Am 8. September 2021 plant die IPPNW ICAN-Gruppe Hamburg an den 80. Jahrestag des Beginns der Blockade von Leningrad zu erinnern. Eingeladen sind die Historikerinnen Dr. Ulrike Jureit, Dr. Ekaterina Makhotina und Dr. Alexandra Köhring. Der Schauspieler Edgar Selge wird aus der Rede vortragen, die der russische Schriftsteller und Blockade-Überlebende Daniil Granin 2014 im Bundestag hielt: „Die Deutschen wussten ganz genau, wie es um die Stadt steht und wie sie unter dem furchtbaren Hunger leidet. Sie wussten es durch ihre Aufklärung und von Überläufern. (...) Im Grunde warteten die deutschen Truppen in aller Ruhe und ohne besondere Anstrengungen darauf, dass der Hunger die Menschen in Leningrad in die Knie zwingt.

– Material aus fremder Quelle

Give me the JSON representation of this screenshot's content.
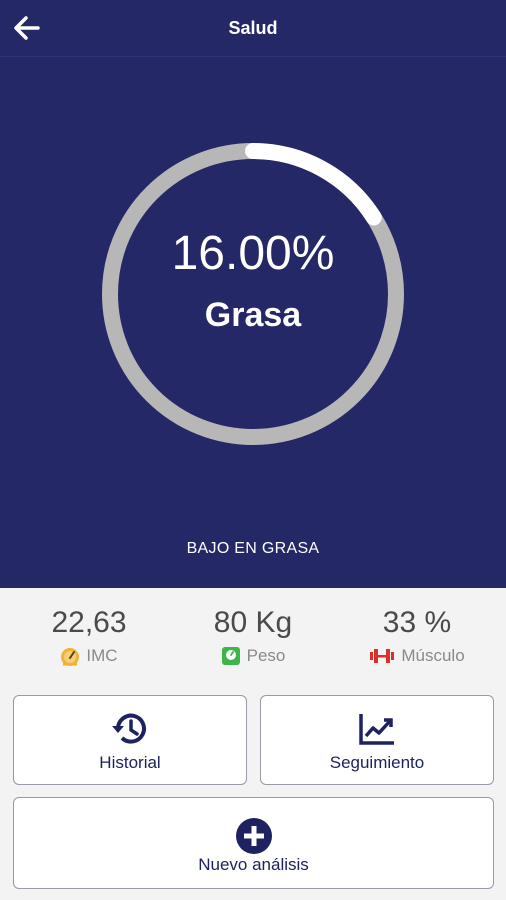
{
  "header": {
    "title": "Salud"
  },
  "gauge": {
    "value_text": "16.00%",
    "label": "Grasa",
    "fraction": 0.16,
    "track_color": "#b7b7b7",
    "fill_color": "#ffffff"
  },
  "status": {
    "text": "BAJO EN GRASA"
  },
  "stats": [
    {
      "value": "22,63",
      "label": "IMC",
      "icon": "gauge-icon",
      "color": "#f2b233"
    },
    {
      "value": "80 Kg",
      "label": "Peso",
      "icon": "scale-icon",
      "color": "#3db54a"
    },
    {
      "value": "33 %",
      "label": "Músculo",
      "icon": "dumbbell-icon",
      "color": "#d9302c"
    }
  ],
  "actions": {
    "historial": "Historial",
    "seguimiento": "Seguimiento",
    "nuevo": "Nuevo análisis"
  },
  "colors": {
    "brand": "#242866",
    "accent": "#1e2261"
  }
}
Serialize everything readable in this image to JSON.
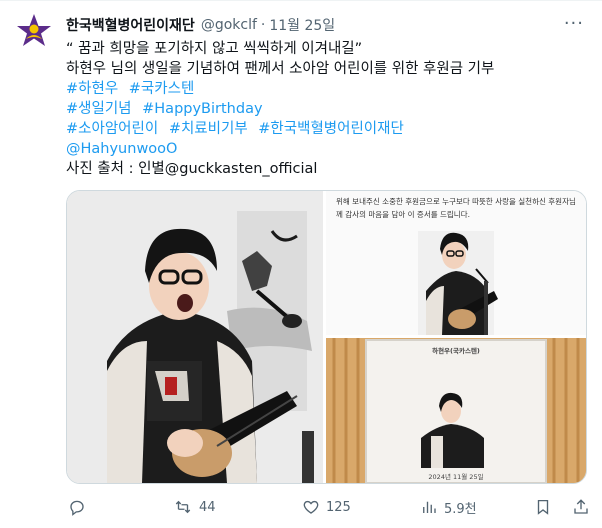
{
  "post": {
    "display_name": "한국백혈병어린이재단",
    "handle": "@gokclf",
    "separator": "·",
    "time": "11월 25일",
    "more_label": "···",
    "lines": {
      "l1": "“ 꿈과 희망을 포기하지 않고 씩씩하게 이겨내길”",
      "l2": "하현우 님의 생일을 기념하여 팬께서 소아암 어린이를 위한 후원금 기부",
      "l7": "사진 출처 : 인별@guckkasten_official"
    },
    "hashtags": {
      "h1": "#하현우",
      "h2": "#국카스텐",
      "h3": "#생일기념",
      "h4": "#HappyBirthday",
      "h5": "#소아암어린이",
      "h6": "#치료비기부",
      "h7": "#한국백혈병어린이재단"
    },
    "mention": "@HahyunwooO"
  },
  "media": {
    "certificate_text": "위해 보내주신 소중한 후원금으로 누구보다 따뜻한 사랑을 실천하신 후원자님께 감사의 마음을 담아 이 증서를 드립니다.",
    "certificate_name": "하현우(국카스텐)",
    "certificate_date": "2024년 11월 25일"
  },
  "actions": {
    "reply_count": "",
    "retweet_count": "44",
    "like_count": "125",
    "view_count": "5.9천"
  },
  "colors": {
    "accent": "#1d9bf0",
    "text": "#0f1419",
    "muted": "#536471",
    "logo": "#5b2c8a"
  }
}
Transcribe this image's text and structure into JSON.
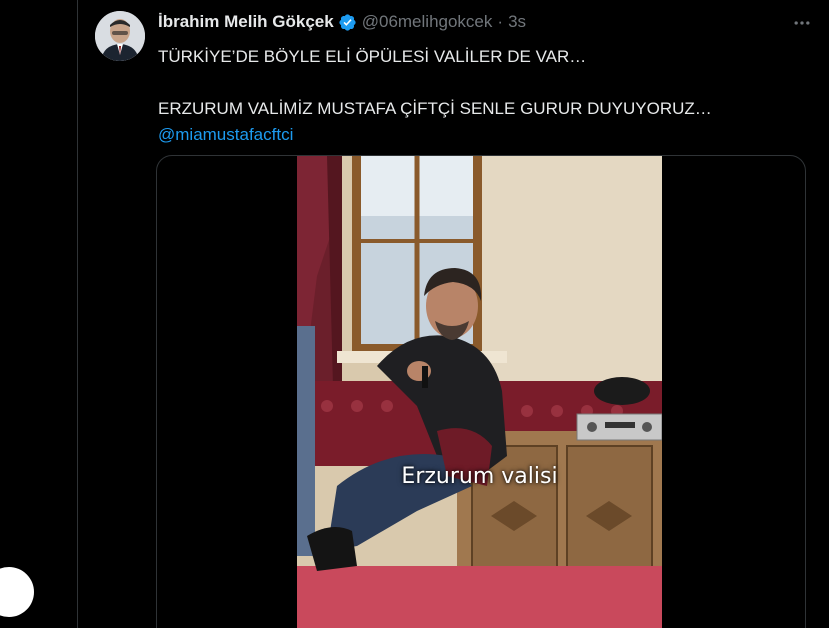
{
  "tweet": {
    "display_name": "İbrahim Melih Gökçek",
    "handle": "@06melihgokcek",
    "separator": "·",
    "timestamp": "3s",
    "text_line_1": "TÜRKİYE’DE BÖYLE ELİ ÖPÜLESİ VALİLER DE VAR…",
    "text_line_2": "ERZURUM VALİMİZ MUSTAFA ÇİFTÇİ SENLE GURUR DUYUYORUZ…",
    "mention": "@miamustafacftci",
    "video_caption": "Erzurum valisi"
  },
  "icons": {
    "verified": "verified-badge-icon",
    "more": "more-options-icon"
  },
  "colors": {
    "background": "#000000",
    "text": "#e7e9ea",
    "muted": "#71767b",
    "accent": "#1d9bf0",
    "border": "#2f3336"
  }
}
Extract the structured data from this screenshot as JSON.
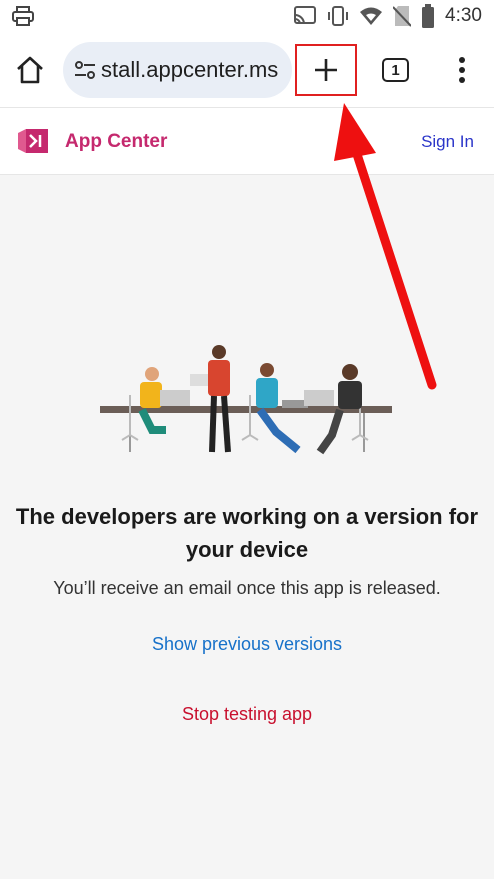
{
  "status_bar": {
    "time": "4:30",
    "icons": [
      "print-icon",
      "cast-icon",
      "vibrate-icon",
      "wifi-icon",
      "no-sim-icon",
      "battery-icon"
    ]
  },
  "browser": {
    "url_text": "stall.appcenter.ms",
    "tab_count": "1",
    "highlight_color": "#e02020"
  },
  "app_header": {
    "title": "App Center",
    "sign_in_label": "Sign In",
    "brand_color": "#c5296e"
  },
  "main": {
    "headline": "The developers are working on a version for your device",
    "subtext": "You’ll receive an email once this app is released.",
    "show_previous_label": "Show previous versions",
    "stop_testing_label": "Stop testing app"
  }
}
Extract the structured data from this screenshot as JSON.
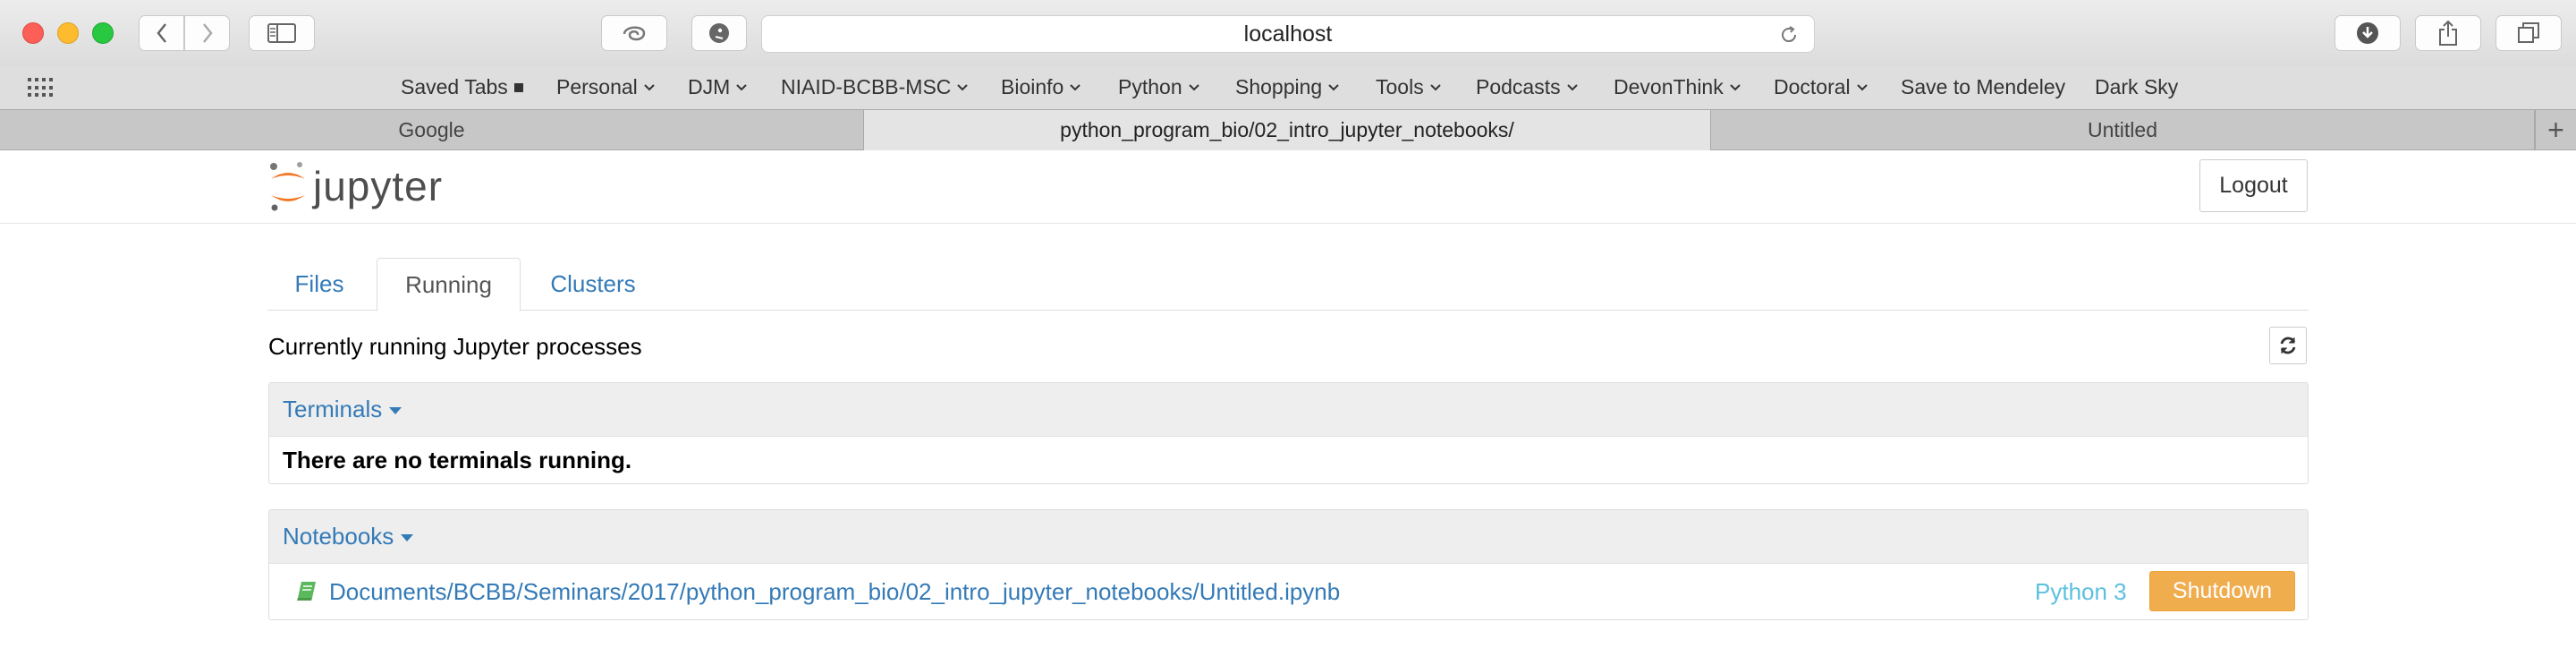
{
  "browser": {
    "url": "localhost",
    "bookmarks": [
      {
        "label": "Saved Tabs",
        "kind": "square"
      },
      {
        "label": "Personal",
        "kind": "menu"
      },
      {
        "label": "DJM",
        "kind": "menu"
      },
      {
        "label": "NIAID-BCBB-MSC",
        "kind": "menu"
      },
      {
        "label": "Bioinfo",
        "kind": "menu"
      },
      {
        "label": "Python",
        "kind": "menu"
      },
      {
        "label": "Shopping",
        "kind": "menu"
      },
      {
        "label": "Tools",
        "kind": "menu"
      },
      {
        "label": "Podcasts",
        "kind": "menu"
      },
      {
        "label": "DevonThink",
        "kind": "menu"
      },
      {
        "label": "Doctoral",
        "kind": "menu"
      },
      {
        "label": "Save to Mendeley",
        "kind": "link"
      },
      {
        "label": "Dark Sky",
        "kind": "link"
      }
    ],
    "tabs": [
      {
        "label": "Google",
        "active": false
      },
      {
        "label": "python_program_bio/02_intro_jupyter_notebooks/",
        "active": true
      },
      {
        "label": "Untitled",
        "active": false
      }
    ],
    "new_tab_label": "+"
  },
  "jupyter": {
    "logo_text": "jupyter",
    "logout_label": "Logout",
    "nav_tabs": [
      "Files",
      "Running",
      "Clusters"
    ],
    "active_tab": "Running",
    "running_title": "Currently running Jupyter processes",
    "terminals": {
      "heading": "Terminals",
      "empty_message": "There are no terminals running."
    },
    "notebooks": {
      "heading": "Notebooks",
      "items": [
        {
          "path": "Documents/BCBB/Seminars/2017/python_program_bio/02_intro_jupyter_notebooks/Untitled.ipynb",
          "kernel": "Python 3",
          "action": "Shutdown"
        }
      ]
    }
  },
  "colors": {
    "link": "#337ab7",
    "kernel": "#5bc0de",
    "shutdown": "#f0ad4e",
    "jupyter_orange": "#f37726"
  }
}
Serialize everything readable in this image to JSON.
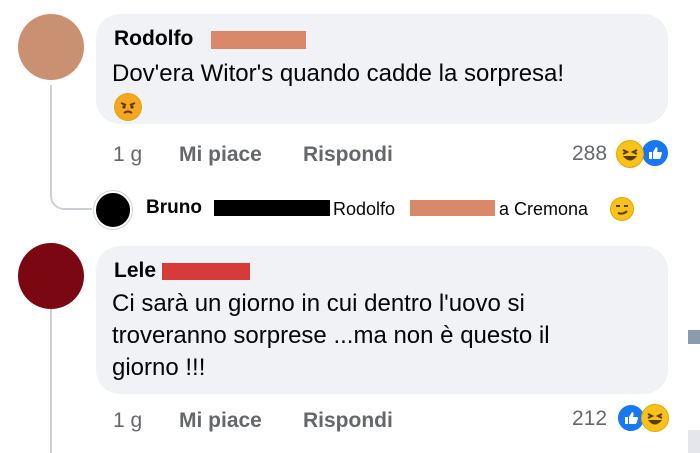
{
  "comments": [
    {
      "author": "Rodolfo",
      "text": "Dov'era Witor's quando cadde la sorpresa!",
      "time": "1 g",
      "like_label": "Mi piace",
      "reply_label": "Rispondi",
      "reaction_count": "288",
      "avatar_color": "#c99172",
      "redaction_color": "#d9896a"
    },
    {
      "author": "Lele",
      "text_lines": [
        "Ci sarà un giorno in cui dentro l'uovo si",
        "troveranno sorprese ...ma non è questo il",
        "giorno !!!"
      ],
      "time": "1 g",
      "like_label": "Mi piace",
      "reply_label": "Rispondi",
      "reaction_count": "212",
      "avatar_color": "#7a0711",
      "redaction_color": "#d63a3a"
    }
  ],
  "reply": {
    "author": "Bruno",
    "mention": "Rodolfo",
    "suffix": "a Cremona"
  },
  "colors": {
    "bubble": "#f0f2f5",
    "meta_text": "#65676b",
    "like_blue": "#1877f2",
    "thread_line": "#ccd0d5"
  },
  "icons": [
    "angry-emoji-icon",
    "laughing-emoji-icon",
    "like-icon",
    "smirk-emoji-icon"
  ]
}
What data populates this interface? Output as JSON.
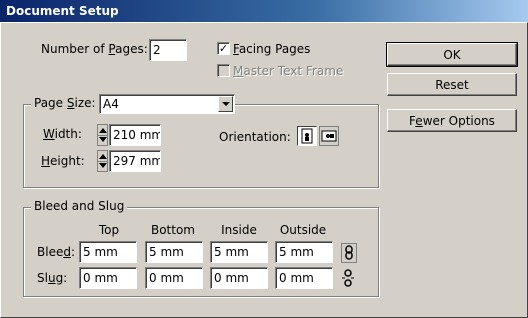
{
  "window": {
    "title": "Document Setup"
  },
  "pages": {
    "label_prefix": "Number of ",
    "label_key": "P",
    "label_suffix": "ages:",
    "value": "2"
  },
  "facing_pages": {
    "checked": true,
    "label_key": "F",
    "label_rest": "acing Pages"
  },
  "master_text_frame": {
    "checked": false,
    "disabled": true,
    "label_key": "M",
    "label_rest": "aster Text Frame"
  },
  "buttons": {
    "ok": "OK",
    "reset": "Reset",
    "fewer_prefix": "F",
    "fewer_key": "e",
    "fewer_suffix": "wer Options"
  },
  "page_size": {
    "label_prefix": "Page ",
    "label_key": "S",
    "label_suffix": "ize:",
    "value": "A4",
    "width_key": "W",
    "width_rest": "idth:",
    "width_value": "210 mm",
    "height_key": "H",
    "height_rest": "eight:",
    "height_value": "297 mm",
    "orientation_label": "Orientation:",
    "orientation_selected": "portrait"
  },
  "bleed_slug": {
    "group_label": "Bleed and Slug",
    "columns": [
      "Top",
      "Bottom",
      "Inside",
      "Outside"
    ],
    "bleed_label_prefix": "Blee",
    "bleed_label_key": "d",
    "bleed_label_suffix": ":",
    "bleed_values": [
      "5 mm",
      "5 mm",
      "5 mm",
      "5 mm"
    ],
    "slug_label_prefix": "Sl",
    "slug_label_key": "u",
    "slug_label_suffix": "g:",
    "slug_values": [
      "0 mm",
      "0 mm",
      "0 mm",
      "0 mm"
    ]
  },
  "icons": {
    "portrait": "portrait-orientation-icon",
    "landscape": "landscape-orientation-icon",
    "bleed_link": "chain-link-icon",
    "slug_link": "broken-chain-link-icon"
  }
}
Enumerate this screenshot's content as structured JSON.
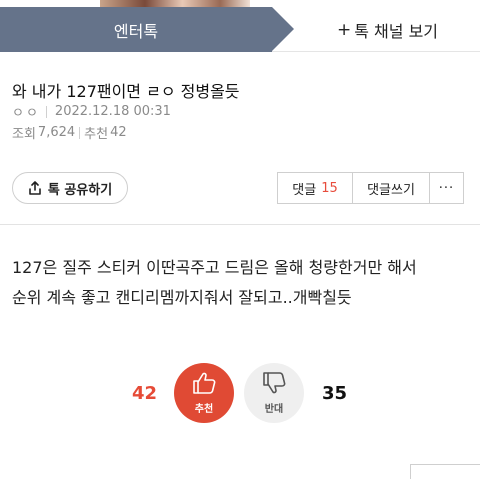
{
  "header": {
    "active_tab": "엔터톡",
    "channel_plus": "+",
    "channel_tab": "톡 채널 보기"
  },
  "post": {
    "title": "와 내가 127팬이면 ㄹㅇ 정병올듯",
    "author": "ㅇㅇ",
    "date": "2022.12.18 00:31",
    "views_label": "조회",
    "views": "7,624",
    "recommend_label": "추천",
    "recommend": "42",
    "body_lines": [
      "127은 질주 스티커 이딴곡주고 드림은 올해 청량한거만 해서",
      "순위 계속 좋고 캔디리멤까지줘서 잘되고..개빡칠듯"
    ]
  },
  "actions": {
    "share_label": "톡 공유하기",
    "comment_label": "댓글",
    "comment_count": "15",
    "write_label": "댓글쓰기",
    "more_label": "···"
  },
  "votes": {
    "up_count": "42",
    "up_label": "추천",
    "down_label": "반대",
    "down_count": "35"
  },
  "colors": {
    "tab_active_bg": "#65738a",
    "accent_red": "#e04a34",
    "comment_count": "#e74c3c"
  },
  "icons": [
    "share-icon",
    "thumbs-up-icon",
    "thumbs-down-icon",
    "more-icon"
  ]
}
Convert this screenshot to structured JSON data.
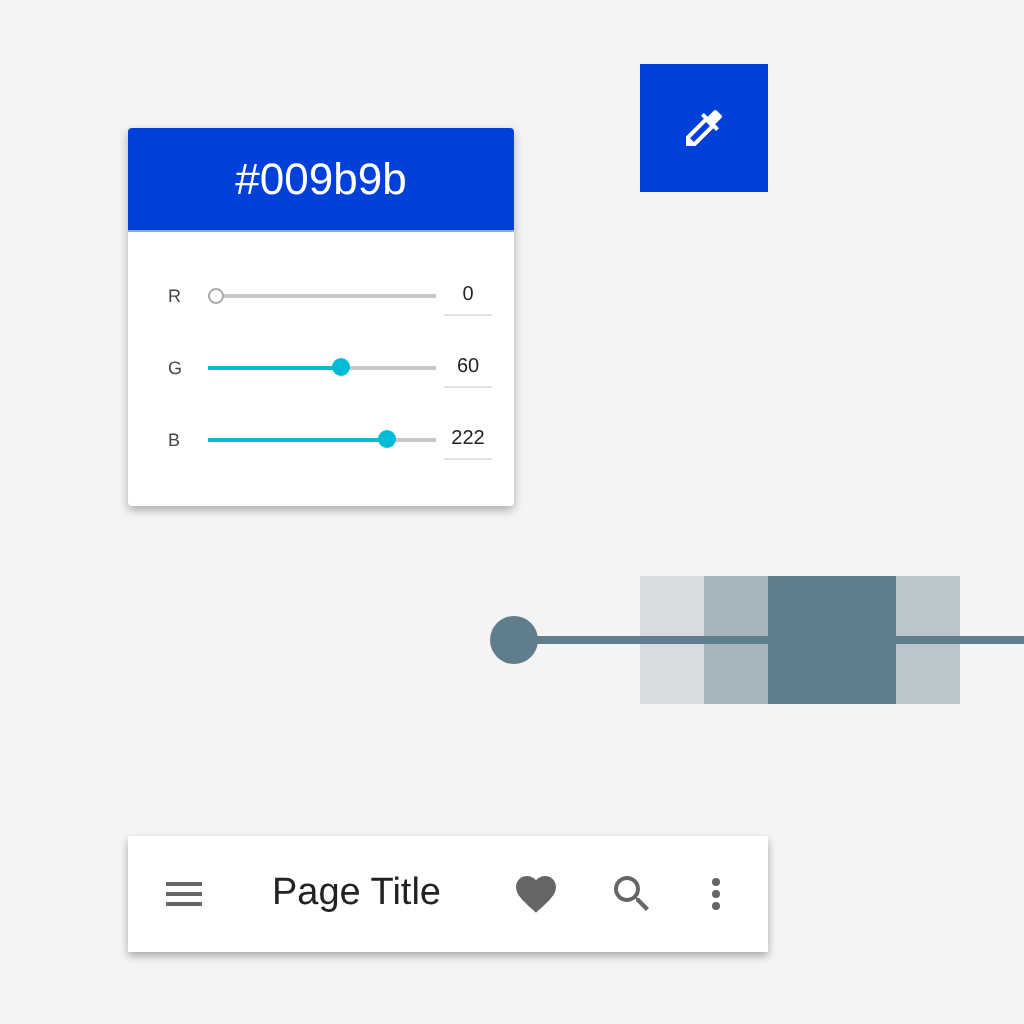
{
  "color_card": {
    "hex": "#009b9b",
    "channels": [
      {
        "label": "R",
        "level": 0,
        "value": "0"
      },
      {
        "label": "G",
        "level": 0.58,
        "value": "60"
      },
      {
        "label": "B",
        "level": 0.78,
        "value": "222"
      }
    ]
  },
  "swatches": [
    {
      "color": "#d6dce0"
    },
    {
      "color": "#a6b6bc"
    },
    {
      "color": "#607d8b"
    },
    {
      "color": "#b9c6cb"
    }
  ],
  "app_bar": {
    "title": "Page Title"
  }
}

Die Blockade hielt fast drei Millionen Menschen im Würgegriff. Die Deutschen hatten das wichtigste Lebensmittellager der Stadt, die Badajewskije Sklady, und damit alle Vorräte vernichtet“, www.tagesschau.de/rede-granin100.pdf

Um den zivilgesellschaftlichen Dialog zwischen West und Ost voranzubringen, haben wir den Kontakt zu IPPNW-Kolleg*innen in St. Petersburg wiederaufgenommen und planen sie nach Hamburg einzuladen.

Ute Rippel-Lau ist Mitglied des Vorstandes der IPPWN.